El retorno a Rusia del depauperado príncipe Myshkin, tras una larga estancia médica en Suiza, se desenvuelve en la misma áurea de predicción de acontecimientos imparables que precede el estado mental del enfermo al aproximarse a una nueva crisis. En Rusia, los acontecimientos, augurados como sombras de un futuro que atenaza, empiezan a iluminarse a medida que se acercan al tiempo de la acción narrada.
La mujer marcada del siglo XIX
Conocemos a Nastasia Filíppovna con la mirada de Myshkin, asomándonos a su misterio y sufrimiento: una niña bella, forzada a ser amante de un hombre mucho mayor que él, que la deshonrará para siempre y, a la vez, garantizará su confort y acceso a la alta sociedad de San Petersburgo. La propia percepción de su deshonra marcará su carácter errático, y servirá al autor para exponer ha asimetría entre las libertades masculinas y los viejos tabúes en torno a la mujer, que apenas empiezan a descomponerse en sociedades más modernas:
- en el Reino Unido, Mary Shelley y Ada Lovelace alcanzan la cumbre de disciplinas hasta entonces vedadas, el mundo literario y el científico; May Ann Evans firmaría como George Eliot;
- en Francia, George Sand reivindica su autonomía y libertad sexual un siglo antes de que esta lucha se generalice durante la contracultura, sirviendo además de mecenas de las artes (y asegurándose de que Frédéric Chopin sigue componiendo pese a su delicada salud);
- el fenómeno se repite en otros lugares, aunque el ascenso femenino se topa con las barreras condescendientes y paternalistas de la sociedad del siglo XIX (en España, el talento se concentra en torno al resurgimiento romántico de las lenguas y tradiciones culturales periféricas: las gallegas Emilia Pardo Bazán, Rosalía de Castro y Concepción Arenal; Caterina Albert –que se esconderá bajo el pseudónimo masculino de Víctor Català– y María Josefa Massanés, en Cataluña; la escritora romántica de origen italiano Ángela Grassi; etc.).

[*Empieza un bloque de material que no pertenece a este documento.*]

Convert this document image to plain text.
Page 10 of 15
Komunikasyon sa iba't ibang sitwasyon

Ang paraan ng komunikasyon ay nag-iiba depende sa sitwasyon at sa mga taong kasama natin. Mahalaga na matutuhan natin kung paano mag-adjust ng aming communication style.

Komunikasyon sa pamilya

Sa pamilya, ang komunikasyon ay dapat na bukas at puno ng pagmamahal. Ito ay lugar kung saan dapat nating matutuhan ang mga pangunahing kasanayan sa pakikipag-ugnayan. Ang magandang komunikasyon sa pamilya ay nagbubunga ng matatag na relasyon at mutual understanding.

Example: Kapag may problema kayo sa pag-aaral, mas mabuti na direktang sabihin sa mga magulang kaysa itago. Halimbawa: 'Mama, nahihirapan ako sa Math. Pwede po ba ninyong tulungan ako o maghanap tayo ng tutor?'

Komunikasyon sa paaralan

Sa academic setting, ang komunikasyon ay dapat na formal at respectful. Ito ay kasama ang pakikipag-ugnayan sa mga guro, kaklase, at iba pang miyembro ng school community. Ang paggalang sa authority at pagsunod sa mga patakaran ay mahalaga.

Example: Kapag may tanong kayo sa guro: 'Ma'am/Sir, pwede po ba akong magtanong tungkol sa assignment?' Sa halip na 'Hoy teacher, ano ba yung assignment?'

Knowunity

Nastasia Filíppovna vive con el tormento de la incomprensión: figura sensual con un poder incontestable entre los hombres de la alta sociedad, y a la vez figura desdeñada por un supuesto libertinaje que la culpabiliza de una relación forzosa que le llega impuesta cuando es una niña a merced de su “protector” (léase abusador) adoptivo.
El príncipe idiota que nada tiene de idiota
Pero el gran espectáculo de fuerza narrativa y comprensión existencial de las insondables profundidades del alma humana, llega cuando el príncipe Lev Nikoláievich Myshkin conoce a un grupo de jóvenes rateros, desamparados por sus circunstancias familiares y sociales. Estos adolescentes, o “jóvenes” en la novela de Dostoyevski, son englobados con el apelativo de “los nihilistas”.
Dostoyevski nos da una divertida lección magistral del advenimiento de la alienación urbana entre la pequeña burguesía depauperada, un retrato existencialista de esos jóvenes aplastados por la realidad e incapaces de creer en la bondad del ser humano, que deciden reaccionar a la desesperada y cometer un acto de repulsión del mundo con las herramientas a su alcance.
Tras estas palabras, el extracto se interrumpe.